George G. Blaisdell invented the Zippo lighter in Bradford, Pennsylavania in 1932, Mr Booth told me, and the firm is still in the hands of the same family and still in Pennsylavania. Since then Zippo have produced over 400 million windproof lighters. It seems I was not original when I asked him if sales were going down since people on the whole, at least in the developed world, were smoking less. Apparently not. Sales of Zippo lighters, are as a matter of fact going up, said Mr Booth. Zippo lighters are also collectors pieces – there are some 15 collectors clubs around the world – and even those who do not smoke, collect them. In fact, around 21% of those who own Zippo lighters collect them. The brand awareness of Zippo is amazing, like that of Coca Cola.

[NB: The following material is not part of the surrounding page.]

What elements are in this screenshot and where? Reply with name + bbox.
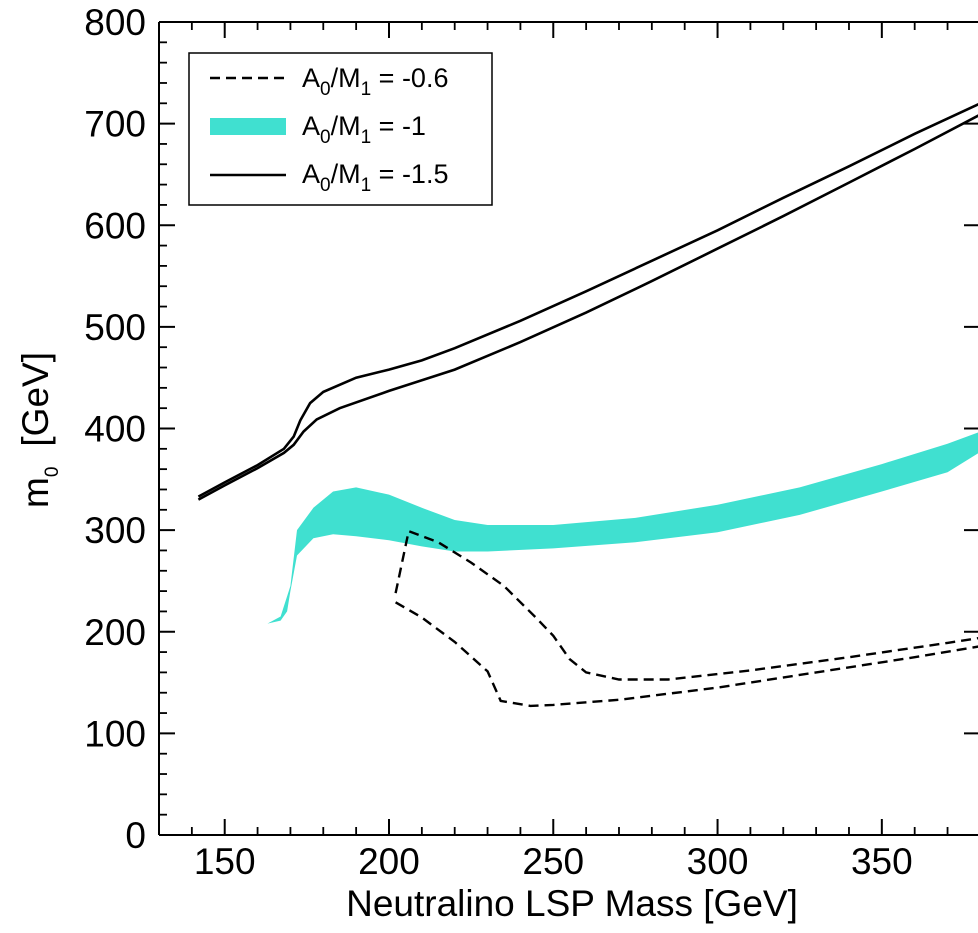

Zippo is a derivative of the word ‘zipper’ – the sound of which George Blaisdell liked. This is a lighter which has been used in hundreds and hundreds of films including the classic Casablanca. Will they eventually be made in China, as everything else is these days I asked Mr Booth? This is definitely out of the question, he told me. It is an American lighter and will go on being made in Bradford, Pennsylavania, where it originated.
You will be able to read Mr Booth’s interview in the June issue of First, our monthly magazine.
And I cannot close this diary without telling you about the excellent and most enjoyable Romanian Orchestra of Engineers concert at the Manoel Theatre. All the members of the orchestra, including many of the women, professors, mechanical and energy engineers, computer scientists and also students of these subject. As the president of the Chamber of Engineers in Malta Ing. Helga Pizzuto, said, in the Foreword to the programme, this was the 7th Annual Engineers’ Concert and now an important event on the Chamber’s calendar of activities.
The orchestra was made up of all ages but I have to single out the pianist, Dr Maria Haiduc, a nuclear physicist, who played Haydn’s Concerto for Piano and Orchestra in D Major. She walked in, almost shyly and it was wonderful to see her play, especially those of us of a certain age, for she too, is evidently of a certain age. She proved that you don’t have to spend the rest of your years looking into emptiness, once you are no longer young.
The choice of programme was excellent, not too heavy with Rossini’s ‘Scala di Seta’ Overture, followed by the Haydn Concerto, Sibelius’ Valse Triste and a wonderfully played Mozart – Symphonic Concert in E flat major for violin and viola KV 364 – with Ileana Ionesti, an attractive computer scientist on the violin and a not-so-young Mircea Cazacu on the viola.
They ended with Ivanovici’s Danube Waves, which of course, we all know and love, even if we may not know the composer’s name. It is better known as Oh How We Danced and Anniversary Waltz. Really, how lucky to have had the opportunity to attend this excellent evening. And what a conductor!